Die Handreichungen sind auch im Internet zu finden unter www.dbk-shop.de/de/Deutsche-Bischofskonferenz/Sonstige-Publikationen. Man wird sie vielleicht eher selten „einfach so“ ganz durchlesen. Eher wird eine konkrete Frage, etwa nach dem Beginn des Kirchenjahres, der Grund sein, hineinzuschauen. Manch eine und einer weiß dies aus persönlichen Kontakten schon lange, manch eine und einer weiß es jedoch noch nicht: Das orthodoxe Kirchenjahr beginnt nicht am 1. Advent. Es hat also nicht gerade neu angefangen, wie das katholische, sondern bereits am 1. September, mit einem „Tag der Schöpfung“, was theologisch einen anderen Akzent setzt.

Wer nach gemeinsamen Heiligenfesten der Advents- und Weihnachtszeit sucht, findet beispielsweise, dass die heilige Barbara, die heilige Luzia und der heilige Nikolaus in der Advents- und der heilige Stefanus in der Weihnachtszeit am gleichen Tag gefeiert werden, aber auch die weniger mit volkstümlichen Traditionen umgebenen Heiligen Ambrosius von Mailand, Johannes von Damaskus und Sabas.

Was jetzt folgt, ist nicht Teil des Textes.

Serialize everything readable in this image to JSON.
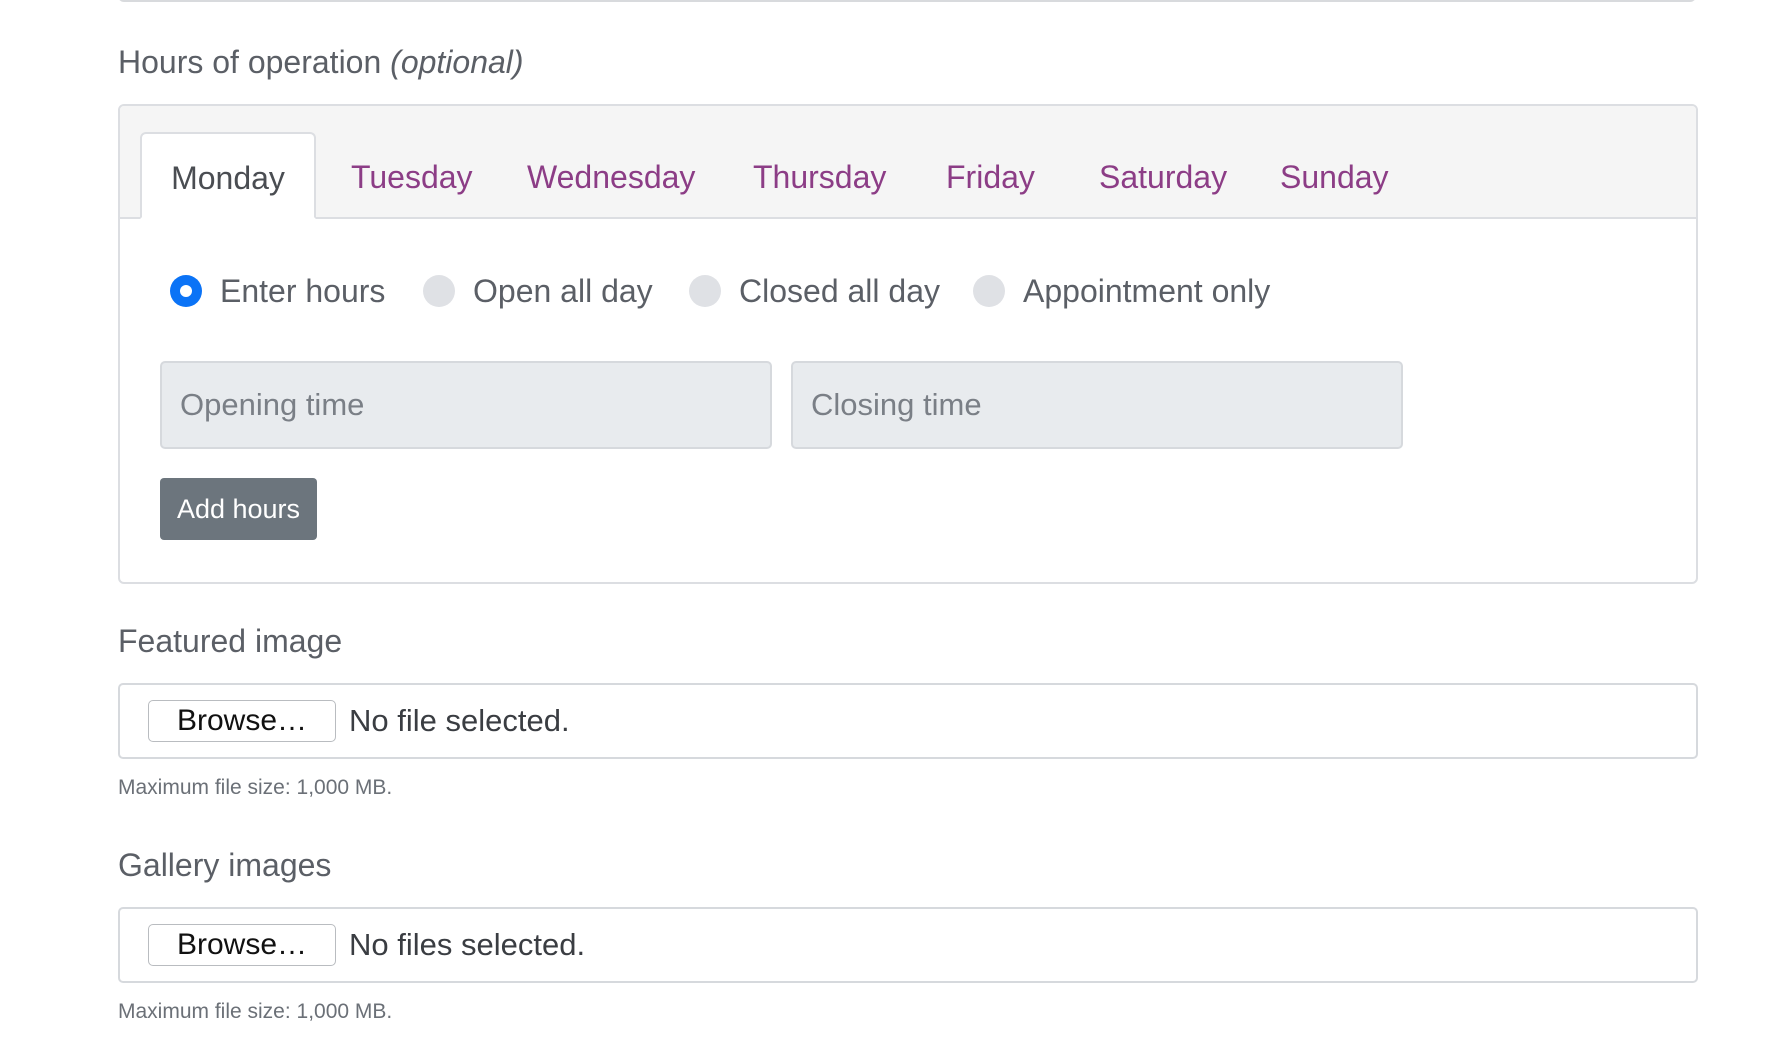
{
  "hours": {
    "label": "Hours of operation",
    "optional": "(optional)",
    "tabs": [
      {
        "label": "Monday",
        "active": true
      },
      {
        "label": "Tuesday",
        "active": false
      },
      {
        "label": "Wednesday",
        "active": false
      },
      {
        "label": "Thursday",
        "active": false
      },
      {
        "label": "Friday",
        "active": false
      },
      {
        "label": "Saturday",
        "active": false
      },
      {
        "label": "Sunday",
        "active": false
      }
    ],
    "radios": [
      {
        "label": "Enter hours",
        "checked": true
      },
      {
        "label": "Open all day",
        "checked": false
      },
      {
        "label": "Closed all day",
        "checked": false
      },
      {
        "label": "Appointment only",
        "checked": false
      }
    ],
    "opening_placeholder": "Opening time",
    "closing_placeholder": "Closing time",
    "add_hours_label": "Add hours"
  },
  "featured_image": {
    "label": "Featured image",
    "browse_label": "Browse…",
    "status": "No file selected.",
    "help": "Maximum file size: 1,000 MB."
  },
  "gallery_images": {
    "label": "Gallery images",
    "browse_label": "Browse…",
    "status": "No files selected.",
    "help": "Maximum file size: 1,000 MB."
  },
  "colors": {
    "tab_link": "#8c3d86",
    "radio_checked": "#0b73f6",
    "button_secondary": "#6c757d"
  }
}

Beim Stöbern in der neuen Publikation kann man aber auch Funde machen. Zum Beispiel enthält das neue Heft einen kurzen Abschnitt zum orthodoxen Fest der Drei Hierarchen, das am 30. Januar – einem für die Congregatio Jesu so bedeutsamen Tag, dem Todestag Mary Wards – gefeiert wird. Was erfährt man da? Etwas, das man von der Fest-Bezeichnung her wohl nicht erwartet hätte: dass es als „Fest der – theologischen und sonstigen – Bildung und Schulen“ gefeiert wird. Obwohl Bildung zu den Lebzeiten der drei Hierarchen oft noch nicht Bildung für Mädchen und Frauen war: Ist das nicht trotzdem eine passende ökumenische Fest-Gemeinschaft? Noch mehr scheint das zuzutreffen, wenn man, neugierig gemacht durch die Handreichung, weiterforscht nach der Motivation zur Entstehung des Festes. Die war ein Streit darüber, ob gute Lebensweise oder ob Wissen und Redekunst oder ob Glaubensfestigkeit das entscheidende Moment echter Bildung sei. Um zu betonen, dass alle drei Aspekte zusammengehören und keiner gegen den anderen ausgespielt werden darf, wurde das Fest vor knapp tausend Jahren eingesetzt. Es hat sich vor allem in der orthodoxen Tradition entwickelt und gehalten.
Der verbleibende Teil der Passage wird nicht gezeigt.